TWO Laura Ashley wallpaper prints designed by David Bowie, failed to sell at auction.

The rolls, which were almost certainly printed in Powys, had been expected to sell for up to £56,000 at a prints and multiples auction last month.

But when they were put up for sale online with auction house giant Sotheby's on April 28, the musical icon's prints could not find a Buyer.

The singer and actor, who died in 2016, produced the designs in 1995 with British homeware brand Laura Ashley.

They were almost certainly made at the firm's Texplan factory in Newtown.

The first, titled Conflict, depicts Lucian Freud's nude artwork Painter Working, Reflection from 1993, submerged in the kind of formaldehyde tank made famous by Damien Hirst.
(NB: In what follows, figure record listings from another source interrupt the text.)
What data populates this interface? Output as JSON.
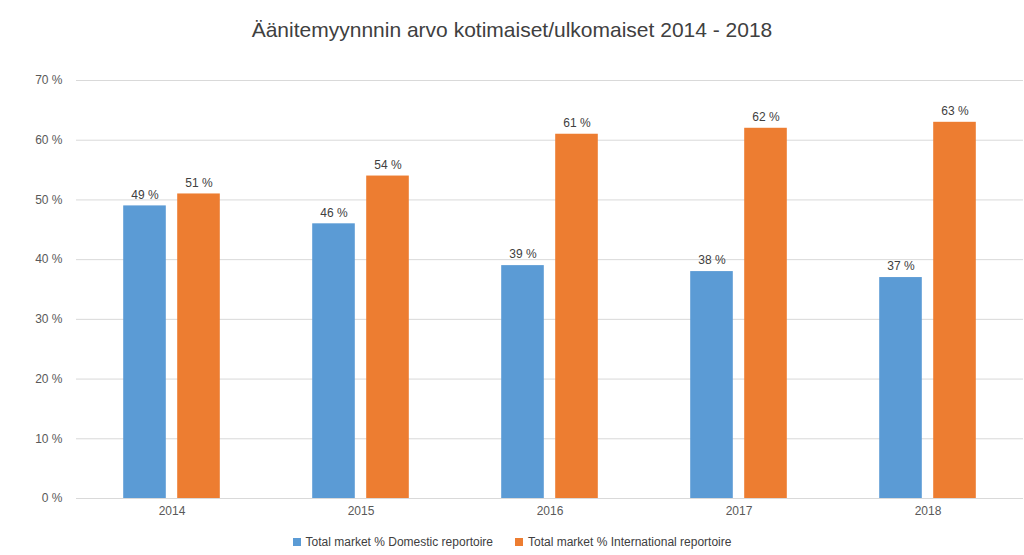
{
  "chart_data": {
    "type": "bar",
    "title": "Äänitemyynnnin arvo kotimaiset/ulkomaiset 2014 - 2018",
    "categories": [
      "2014",
      "2015",
      "2016",
      "2017",
      "2018"
    ],
    "series": [
      {
        "name": "Total market % Domestic reportoire",
        "color": "#5b9bd5",
        "values": [
          49,
          46,
          39,
          38,
          37
        ],
        "value_labels": [
          "49 %",
          "46 %",
          "39 %",
          "38 %",
          "37 %"
        ]
      },
      {
        "name": "Total market % International reportoire",
        "color": "#ed7d31",
        "values": [
          51,
          54,
          61,
          62,
          63
        ],
        "value_labels": [
          "51 %",
          "54 %",
          "61 %",
          "62 %",
          "63 %"
        ]
      }
    ],
    "ylim": [
      0,
      70
    ],
    "yticks": [
      {
        "value": 0,
        "label": "0 %"
      },
      {
        "value": 10,
        "label": "10 %"
      },
      {
        "value": 20,
        "label": "20 %"
      },
      {
        "value": 30,
        "label": "30 %"
      },
      {
        "value": 40,
        "label": "40 %"
      },
      {
        "value": 50,
        "label": "50 %"
      },
      {
        "value": 60,
        "label": "60 %"
      },
      {
        "value": 70,
        "label": "70 %"
      }
    ],
    "grid": true,
    "legend": "bottom",
    "data_labels": true
  }
}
It was conceived for Bowie's debut exhibition, New Afro/Pagan and Work: 1975-1995, held on London's Cork Street in 1995, where it was plastered across a series of columns.

In an interview in 1996, Bowie said of the design: "It involved creating pilasters; half-columns against a wall covered in an incongruous wallpaper...

"I couldn't find anyone to print it, because it's hard to get wallpaper printed, and then Laura Ashley offered to print it for me.

"This particular one is an English painter called Lucian Freud in a Damien Hirst box, so it's traditional art in the hands of modern art."

The second design, Minotaur, pays homage to Pablo Picasso.

Both designs are set against a backdrop of traditional English chintz.